Bring a list of your medications
For me, one of the more unpleasant tasks of going to a new doctor is completing the paperwork – particularly the part of the form that asks me to list my medications. It doesn’t help that the area provided is often only three to four lines long. After completing so many of these forms, always having to continue my medications on the back of the form or squish them into the margins, sometimes forgetting some of them, I finally came up with a fix. I typed up a list of my medications and supplements — including dosages, how many times a day I took them, and which ones were daily as opposed to as needed — and I keep two copies of that list in my backpack. Now, when I come to that section of those forms I simply write “see attached” and I ask the front desk person to make a copy of my list and attach it. I carry a second copy of the list because the first copy doesn’t always make its way back to me, and sometimes I’ll forget that by the time I get home. It saves me the next time I go to a new doctor.
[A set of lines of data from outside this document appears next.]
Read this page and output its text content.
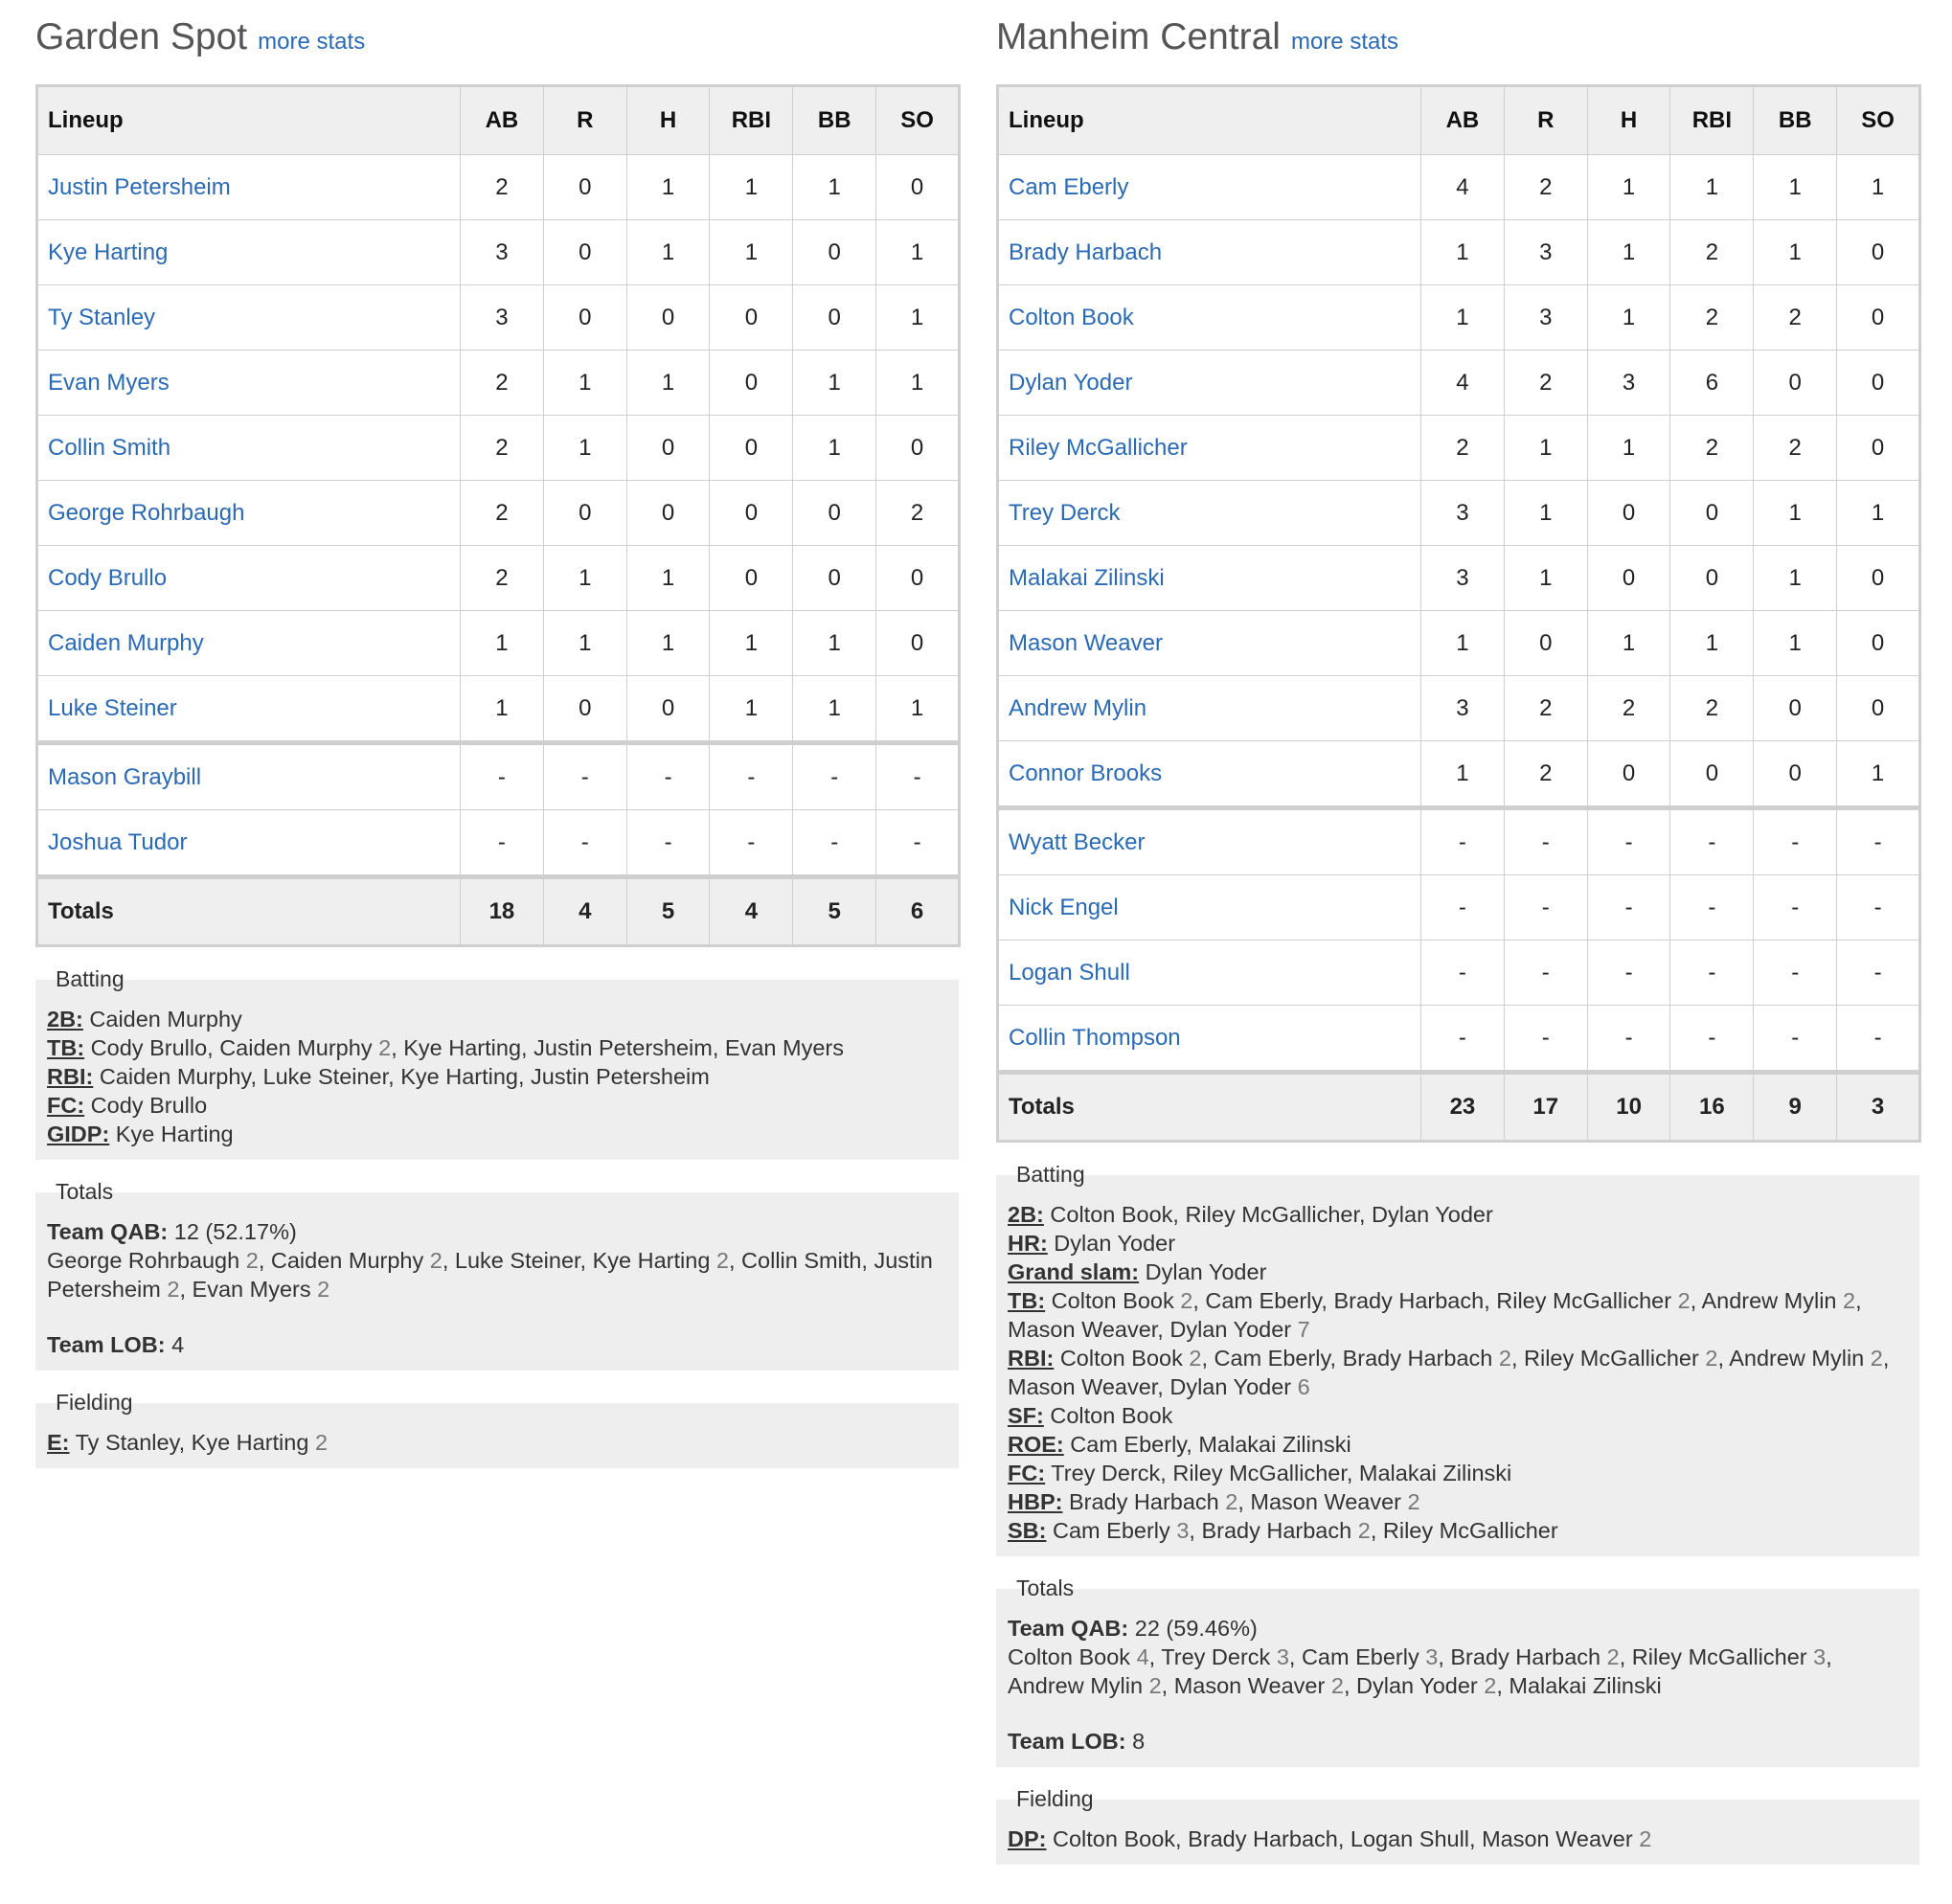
Garden Spot more stats
Lineup	AB	R	H	RBI	BB	SO
Justin Petersheim	2	0	1	1	1	0
Kye Harting	3	0	1	1	0	1
Ty Stanley	3	0	0	0	0	1
Evan Myers	2	1	1	0	1	1
Collin Smith	2	1	0	0	1	0
George Rohrbaugh	2	0	0	0	0	2
Cody Brullo	2	1	1	0	0	0
Caiden Murphy	1	1	1	1	1	0
Luke Steiner	1	0	0	1	1	1
Mason Graybill	-	-	-	-	-	-
Joshua Tudor	-	-	-	-	-	-
Totals	18	4	5	4	5	6
Batting
2B: Caiden Murphy
TB: Cody Brullo, Caiden Murphy 2, Kye Harting, Justin Petersheim, Evan Myers
RBI: Caiden Murphy, Luke Steiner, Kye Harting, Justin Petersheim
FC: Cody Brullo
GIDP: Kye Harting
Totals
Team QAB: 12 (52.17%)
George Rohrbaugh 2, Caiden Murphy 2, Luke Steiner, Kye Harting 2, Collin Smith, Justin Petersheim 2, Evan Myers 2
Team LOB: 4
Fielding
E: Ty Stanley, Kye Harting 2
Manheim Central more stats
Lineup	AB	R	H	RBI	BB	SO
Cam Eberly	4	2	1	1	1	1
Brady Harbach	1	3	1	2	1	0
Colton Book	1	3	1	2	2	0
Dylan Yoder	4	2	3	6	0	0
Riley McGallicher	2	1	1	2	2	0
Trey Derck	3	1	0	0	1	1
Malakai Zilinski	3	1	0	0	1	0
Mason Weaver	1	0	1	1	1	0
Andrew Mylin	3	2	2	2	0	0
Connor Brooks	1	2	0	0	0	1
Wyatt Becker	-	-	-	-	-	-
Nick Engel	-	-	-	-	-	-
Logan Shull	-	-	-	-	-	-
Collin Thompson	-	-	-	-	-	-
Totals	23	17	10	16	9	3
Batting
2B: Colton Book, Riley McGallicher, Dylan Yoder
HR: Dylan Yoder
Grand slam: Dylan Yoder
TB: Colton Book 2, Cam Eberly, Brady Harbach, Riley McGallicher 2, Andrew Mylin 2, Mason Weaver, Dylan Yoder 7
RBI: Colton Book 2, Cam Eberly, Brady Harbach 2, Riley McGallicher 2, Andrew Mylin 2, Mason Weaver, Dylan Yoder 6
SF: Colton Book
ROE: Cam Eberly, Malakai Zilinski
FC: Trey Derck, Riley McGallicher, Malakai Zilinski
HBP: Brady Harbach 2, Mason Weaver 2
SB: Cam Eberly 3, Brady Harbach 2, Riley McGallicher
Totals
Team QAB: 22 (59.46%)
Colton Book 4, Trey Derck 3, Cam Eberly 3, Brady Harbach 2, Riley McGallicher 3, Andrew Mylin 2, Mason Weaver 2, Dylan Yoder 2, Malakai Zilinski
Team LOB: 8
Fielding
DP: Colton Book, Brady Harbach, Logan Shull, Mason Weaver 2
Remember Outstanding Care-Providers
Whenever I’m admitted to a hospital, one of the things that makes me feel good is to keep a list of the care-providers that provide me with exceptional service. These are most often nurses but can also be phlebotomists (near painless needle sticks are always appreciated), those who bring me my food, or even janitorial staff. On your way out you can ask who the head nurse or “charge nurse” is for your unit, and how to contact them so you can communicate your compliments. Alternatively, after you get home you can go online to find the hospital’s customer service contact and ask them how you can give your appreciation. As mentioned before, hospital staff often work long, hard hours, and your praise can mean a lot to them – especially when their supervisors hear it as well. This can also help build goodwill, and if you ever need to return to the hospital, you might encounter some of the same staff who may remember your kind words. Treating people well increases the chances that they will treat you well in return.
Bring a hat
I’ll leave you with this final tip about taking care of yourself in the hospital: bring a hat or some other head covering. A hat has the dual function of helping to keep you warm and also covering up hair that might start looking pretty wild. Depending on your medical situation, you might not be able to shower for a number of days. While you may not think that looking good in the hospital will be a priority for you, I know that it sure does make me feel better to be able to easily cover up my greasy, stringy locks on day four or five, if necessary. As for staying warm, we all know how thin and breezy those hospital gowns can be. I’m someone whose body has a hard time with temperature regulation, so staying warm is always important to me.
I hope some of the knowledge I’ve gained from my medical experiences helps you take care of yourself. Don’t be afraid to stand up for yourself, speak up for your needs, and to be persistent if you have a strong feeling that something’s not right with your body. Nobody lives with your body — with your disability — but you. We, and those who truly love and respect us, are our best advocates.